Mi padre era un hombre típico de la era Showa, distante y torpe. Tal vez intentó hacer algo, pero no lo logró. Sus palabras, “Tu madre enloqueció por tu culpa”, aún resuenan en mis oídos. En ese entonces lo odié, pero ahora, siendo adulto, entiendo que él también estaba al límite. Aun así, no pude perdonarlo. Nuestra relación se enfrió hasta volverse irreparable.

La decisión de cortar lazos y las heridas del corazón

Al convertirme en adulto e integrarme a la sociedad, no logré reparar la relación con mis padres. Cada conversación me agotaba, me llenaba de resentimiento y perturbaba mi paz. Ver familias unidas me provocaba envidia y vacío. Un día, decidí: “No tengo que seguir viéndolos”. Corté todo contacto. Incluso deseé borrar sus rostros de mi vida, hasta el punto de querer desvincularme legalmente. Odiarlos era mi manera de protegerme, pero algo seguía atascado en mi interior.

Hace unos años, conocí el concepto de “lista de deseos” y decidí escribir la mía.
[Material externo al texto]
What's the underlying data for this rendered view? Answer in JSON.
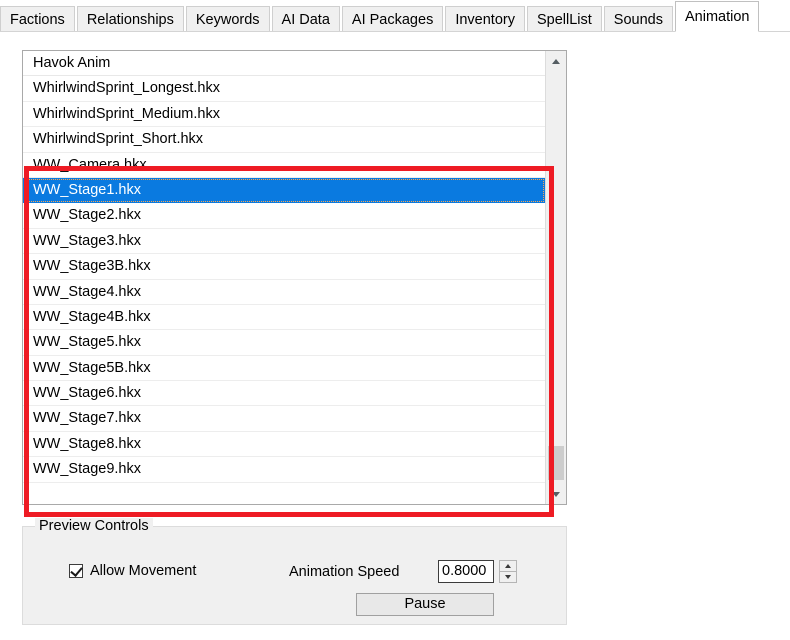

Sin darme cuenta, incluí “perdonar a mis padres”. Aunque los había odiado y cortado lazos, esa emoción seguía ahí. Me di cuenta de que el odio me estaba lastimando. Culparlos era el eco de un deseo infantil no cumplido: ser reconocido. Resentí que la enfermedad de mi madre destruyera nuestra familia, pero quizás quienes más anhelaban la “normalidad” eran mis propios padres.
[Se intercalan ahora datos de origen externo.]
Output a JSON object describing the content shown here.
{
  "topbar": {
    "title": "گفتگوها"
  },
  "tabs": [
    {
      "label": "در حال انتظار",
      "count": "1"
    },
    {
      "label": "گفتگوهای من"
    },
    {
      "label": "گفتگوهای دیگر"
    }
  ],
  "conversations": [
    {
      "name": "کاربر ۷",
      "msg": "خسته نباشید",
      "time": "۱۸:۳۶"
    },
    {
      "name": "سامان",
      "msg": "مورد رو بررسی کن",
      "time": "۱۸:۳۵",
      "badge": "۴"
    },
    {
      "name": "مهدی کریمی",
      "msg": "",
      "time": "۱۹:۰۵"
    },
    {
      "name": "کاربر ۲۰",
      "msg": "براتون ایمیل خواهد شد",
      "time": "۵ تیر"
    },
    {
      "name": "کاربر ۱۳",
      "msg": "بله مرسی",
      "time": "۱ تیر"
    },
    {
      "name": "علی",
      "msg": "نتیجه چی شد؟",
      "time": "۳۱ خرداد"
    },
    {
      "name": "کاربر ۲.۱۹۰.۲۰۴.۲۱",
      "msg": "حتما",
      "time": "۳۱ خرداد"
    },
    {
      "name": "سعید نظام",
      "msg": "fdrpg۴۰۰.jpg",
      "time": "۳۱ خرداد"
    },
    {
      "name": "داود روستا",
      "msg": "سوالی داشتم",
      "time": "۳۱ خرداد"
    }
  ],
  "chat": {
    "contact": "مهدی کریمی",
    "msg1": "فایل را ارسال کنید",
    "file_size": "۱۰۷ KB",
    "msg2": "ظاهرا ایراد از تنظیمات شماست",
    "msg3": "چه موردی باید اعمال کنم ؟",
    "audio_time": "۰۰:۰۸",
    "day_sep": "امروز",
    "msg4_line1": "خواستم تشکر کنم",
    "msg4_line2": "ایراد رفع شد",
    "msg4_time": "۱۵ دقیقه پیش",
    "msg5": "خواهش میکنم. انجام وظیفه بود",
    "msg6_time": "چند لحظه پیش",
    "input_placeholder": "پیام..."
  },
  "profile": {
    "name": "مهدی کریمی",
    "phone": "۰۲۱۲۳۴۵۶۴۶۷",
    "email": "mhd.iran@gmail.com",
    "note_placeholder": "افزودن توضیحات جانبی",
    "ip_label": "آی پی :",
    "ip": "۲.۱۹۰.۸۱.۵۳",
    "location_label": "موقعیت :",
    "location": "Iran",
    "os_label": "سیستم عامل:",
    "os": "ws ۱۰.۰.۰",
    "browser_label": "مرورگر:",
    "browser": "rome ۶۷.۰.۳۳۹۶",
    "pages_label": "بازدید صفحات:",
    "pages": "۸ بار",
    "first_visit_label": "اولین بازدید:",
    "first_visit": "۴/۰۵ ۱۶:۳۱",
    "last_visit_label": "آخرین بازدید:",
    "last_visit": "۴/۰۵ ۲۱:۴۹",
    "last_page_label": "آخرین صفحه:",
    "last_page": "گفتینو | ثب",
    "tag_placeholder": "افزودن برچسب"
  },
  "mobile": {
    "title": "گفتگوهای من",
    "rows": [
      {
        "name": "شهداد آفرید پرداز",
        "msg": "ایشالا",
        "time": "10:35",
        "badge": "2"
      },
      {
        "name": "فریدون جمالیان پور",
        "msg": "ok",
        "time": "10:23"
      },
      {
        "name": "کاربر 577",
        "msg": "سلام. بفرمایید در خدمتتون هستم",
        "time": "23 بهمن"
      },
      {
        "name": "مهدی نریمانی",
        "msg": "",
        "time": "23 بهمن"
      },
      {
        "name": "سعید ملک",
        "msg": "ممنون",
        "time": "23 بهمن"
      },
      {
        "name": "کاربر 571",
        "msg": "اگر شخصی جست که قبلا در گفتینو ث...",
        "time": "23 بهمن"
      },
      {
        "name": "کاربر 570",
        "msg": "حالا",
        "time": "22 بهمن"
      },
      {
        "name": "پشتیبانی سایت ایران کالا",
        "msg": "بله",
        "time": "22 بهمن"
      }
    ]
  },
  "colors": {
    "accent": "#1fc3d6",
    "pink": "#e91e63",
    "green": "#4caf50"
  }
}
El derecho a buscar la felicidad

Me encanta la frase: “Las personas vivimos para ser felices”. Tiene un significado profundo. “Las personas” implica que todos, sin excepción, tenemos derecho a buscar la felicidad. “Para ser felices” nos da la libertad de perseguir nuestra propia versión de la felicidad. Y “vivimos” declara que cada día es una oportunidad para ejercer ese derecho. Esta frase me salvó.

Perdonar a mis padres no es fácil. Tal vez nunca lo consiga del todo. Pero al incluirlo en mi lista de deseos, mi corazón se sintió un poco más ligero. Comprendí que lo que me alejaba de la felicidad era mi necesidad de aprobación externa. Ni la enfermedad de mi madre ni las palabras de mi padre definen quién soy. Tengo derecho a buscar mi felicidad.

A quienes comparten este dolor

A quienes crecieron en familias disfuncionales, quiero decirles: sé que fue duro. Ver a tus padres desmoronarse es, para un niño, como ver el mundo colapsar. Cuando una enfermedad como la esquizofrenia destruye a una familia, todos salimos heridos. Pero, incluso con ese dolor, tenemos derecho a buscar la felicidad. No sé si podrás perdonar a tus padres, pero al menos perdónate a ti mismo. No dejes que el odio te ate. Dar un paso hacia tu propia felicidad es nuestra pequeña rebelión.